While Campbell does a great job with the material she was given to work with, she was let down by the script a bit, as we don’t really get to know Lennon as a person. We know she’s deeply traumatized by the disappearance of her sister, she’s quiet and has such high anxiety that she’ll chew her fingernails until her fingers bleed, but I don’t feel that I know much about her beyond that. There’s nothing to go by other than her drive to find missing people.
Sutherland took the slow burn approach with this one, so we end up spending a lot of time watching Lennon quietly make her way around the forest, going about her ranger duties. This sort of build-up needs to lead to a great pay-off to be worth the time spent on it… but the movie doesn’t have that. Instead, there comes a point where it goes completely off the rails, with Lennon slipping into some different plain of existence where she’s just bombarded with trippy visuals for a stretch of 40 minutes or so. This part of the film will still work for some viewers who are more inclined to go along for the ride with something like this, but for me there are few things more irritating than when a movie turns into nothing but scene after scene of a character just bumbling their way through nightmares. Especially when there’s no Freddy Krueger around to liven things up.
Lovely, Dark, and Deep is not something I’ll ever want to watch again, but the writer/director does show promise with it.

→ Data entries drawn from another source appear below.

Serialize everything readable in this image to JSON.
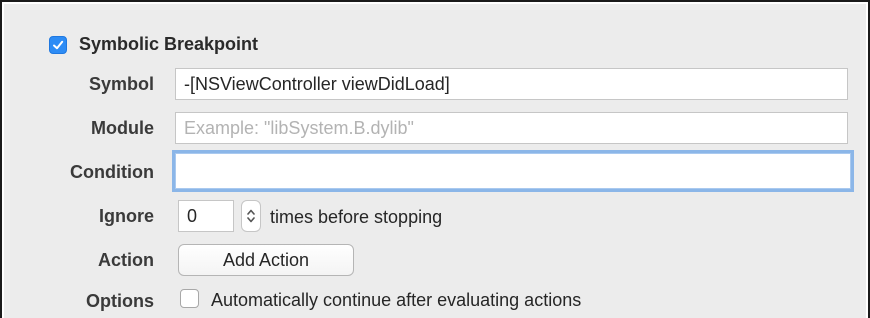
{
  "header": {
    "checked": true,
    "title": "Symbolic Breakpoint"
  },
  "symbol": {
    "label": "Symbol",
    "value": "-[NSViewController viewDidLoad]"
  },
  "module": {
    "label": "Module",
    "placeholder": "Example: \"libSystem.B.dylib\""
  },
  "condition": {
    "label": "Condition",
    "value": ""
  },
  "ignore": {
    "label": "Ignore",
    "value": "0",
    "suffix": "times before stopping"
  },
  "action": {
    "label": "Action",
    "button_label": "Add Action"
  },
  "options": {
    "label": "Options",
    "checked": false,
    "checkbox_label": "Automatically continue after evaluating actions"
  },
  "colors": {
    "accent": "#2d8cf5",
    "focus_ring": "#8bb6e8",
    "panel_bg": "#ececec"
  },
  "icons": [
    "checkmark-icon",
    "stepper-arrows-icon"
  ]
}
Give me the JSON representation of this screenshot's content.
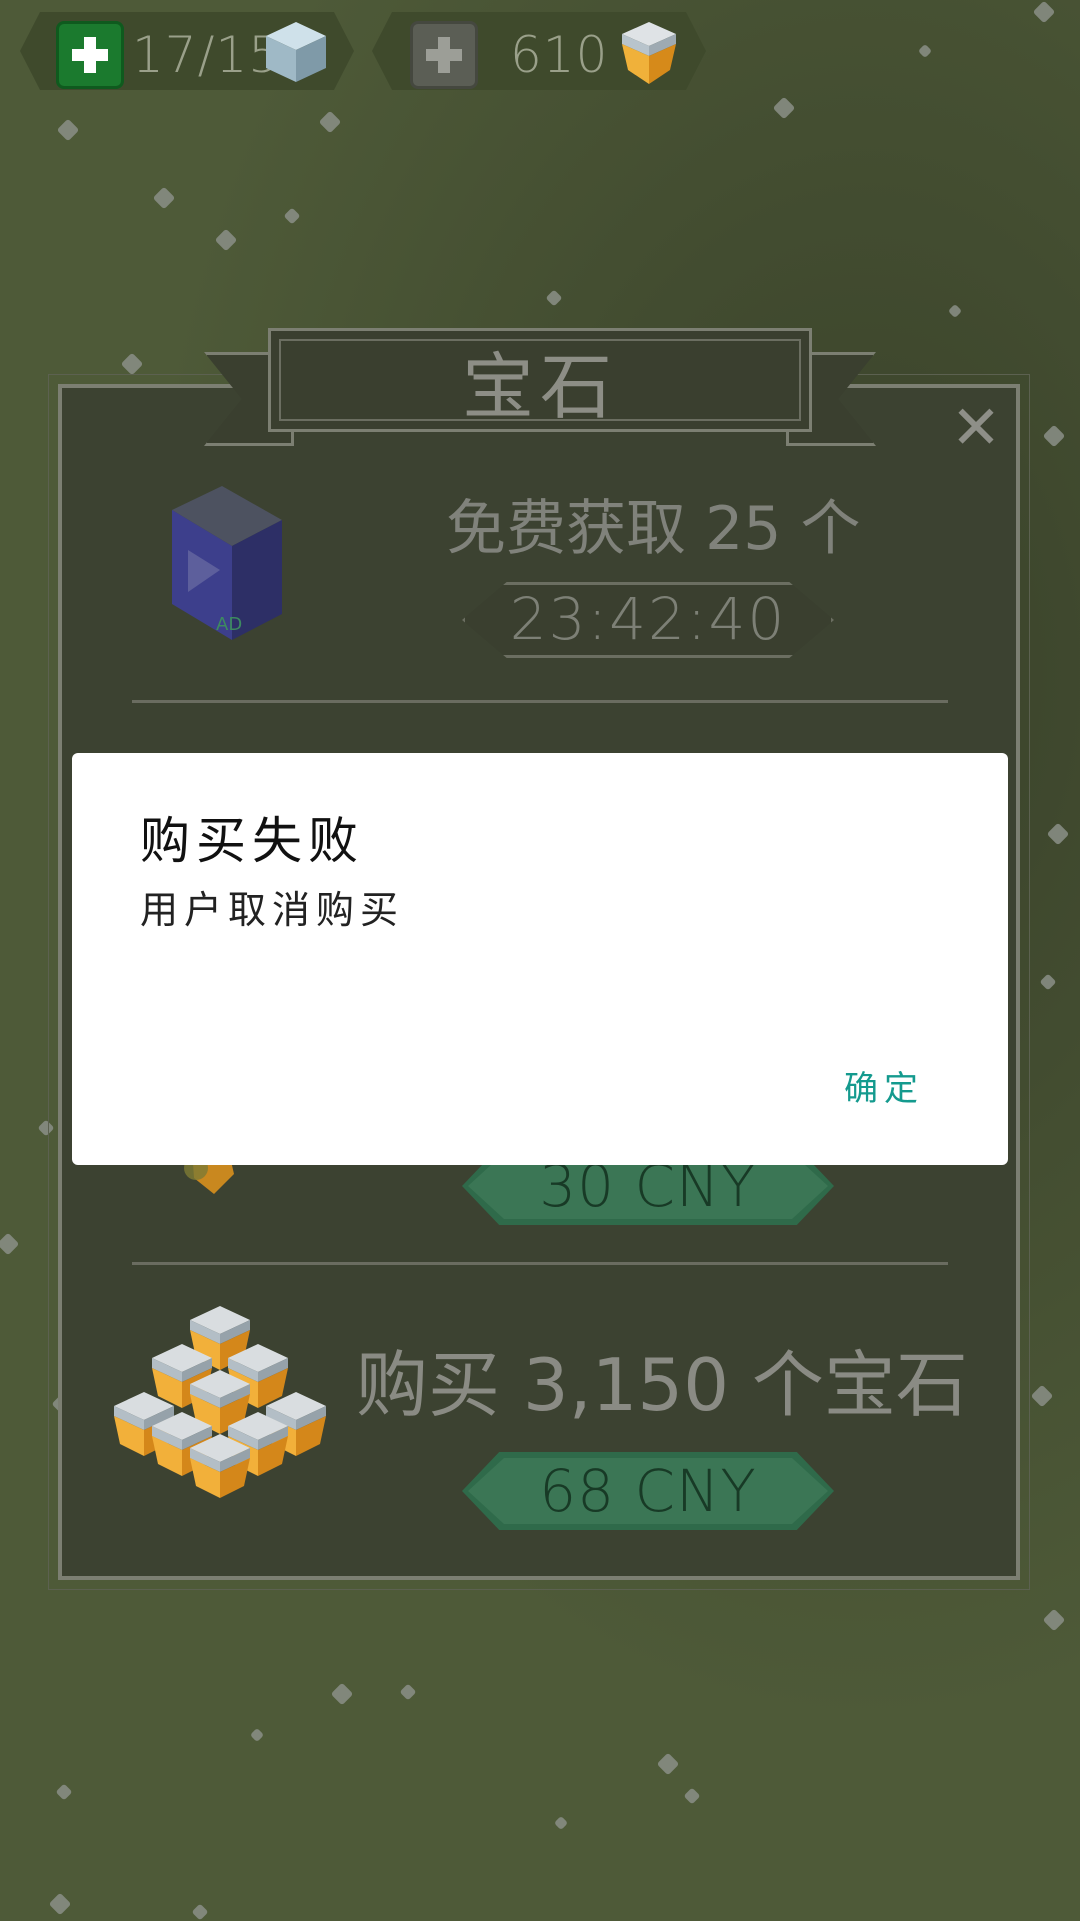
{
  "hud": {
    "energy": {
      "value": "17/15"
    },
    "gems": {
      "value": "610"
    }
  },
  "store": {
    "title": "宝石",
    "close_label": "✕",
    "free_offer": {
      "label": "免费获取 25 个",
      "timer": "23:42:40",
      "ad_badge": "AD"
    },
    "offers": [
      {
        "price": "30 CNY"
      },
      {
        "label": "购买 3,150 个宝石",
        "price": "68 CNY"
      }
    ]
  },
  "dialog": {
    "title": "购买失败",
    "message": "用户取消购买",
    "ok_label": "确定"
  },
  "colors": {
    "background": "#4e5a38",
    "panel": "#3c4231",
    "price_button": "#3b7655",
    "accent_ok": "#149a8e",
    "add_green": "#1f8a34"
  }
}
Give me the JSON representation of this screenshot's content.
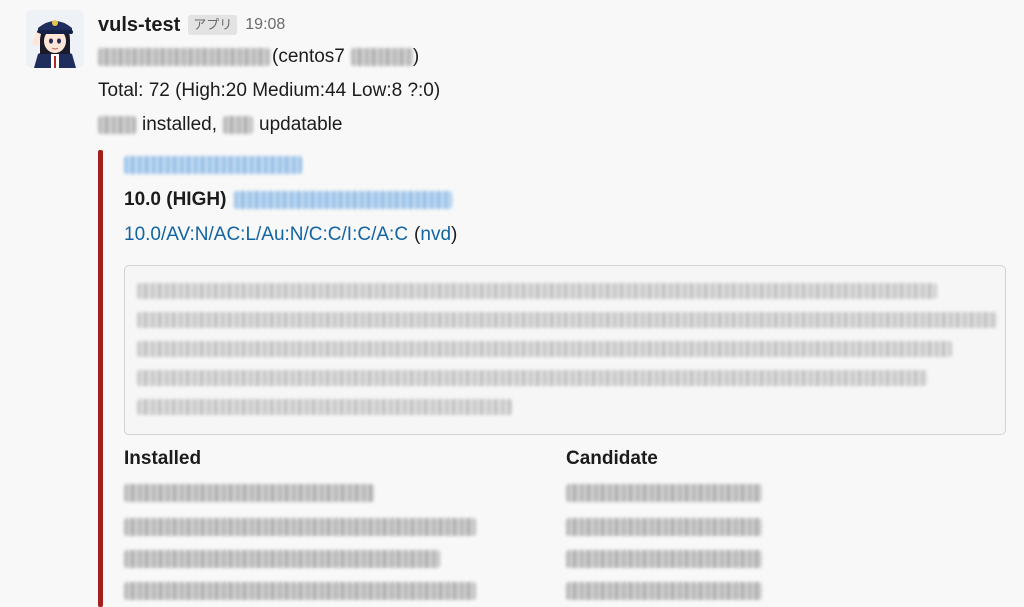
{
  "message": {
    "sender": "vuls-test",
    "badge": "アプリ",
    "time": "19:08",
    "host_suffix": "(centos7",
    "host_close": ")",
    "total": "Total: 72 (High:20 Medium:44 Low:8 ?:0)",
    "installed_label": "installed,",
    "updatable_label": "updatable"
  },
  "attachment": {
    "accent_color": "#a5201c",
    "score": "10.0 (HIGH)",
    "vector": "10.0/AV:N/AC:L/Au:N/C:C/I:C/A:C",
    "source_open": "(",
    "source": "nvd",
    "source_close": ")",
    "installed_header": "Installed",
    "candidate_header": "Candidate"
  }
}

As mentioned, there are interesting ideas in the story, they just didn’t come together in a way I found to be satisfying. The concept of this film would have worked very well for a short film, but there’s not enough substance here to sustain the feature running time. Padded out beyond reason, the movie’s 87 minutes eventually start to feel interminable. When we reach the end, the destination wasn’t worth the journey, because things kind of just sputter out. But even when it’s frustrating to watch, which is for a large percentage of the time, it’s still a nice movie to look at, as Sutherland and cinematographer Rui Poças were able to capture some great images of the forest where it all takes place. (The story is set in the United States, but the filming location was Portugal.)
So we have intriguing ideas, a good lead actress, and nice cinematography, yet the movie still falls short. I think Sutherland could make an effective horror movie at some point, but Lovely, Dark, and Deep just didn’t work for me.
Lovely, Dark, and Deep is set to receive a VOD release on February 22nd.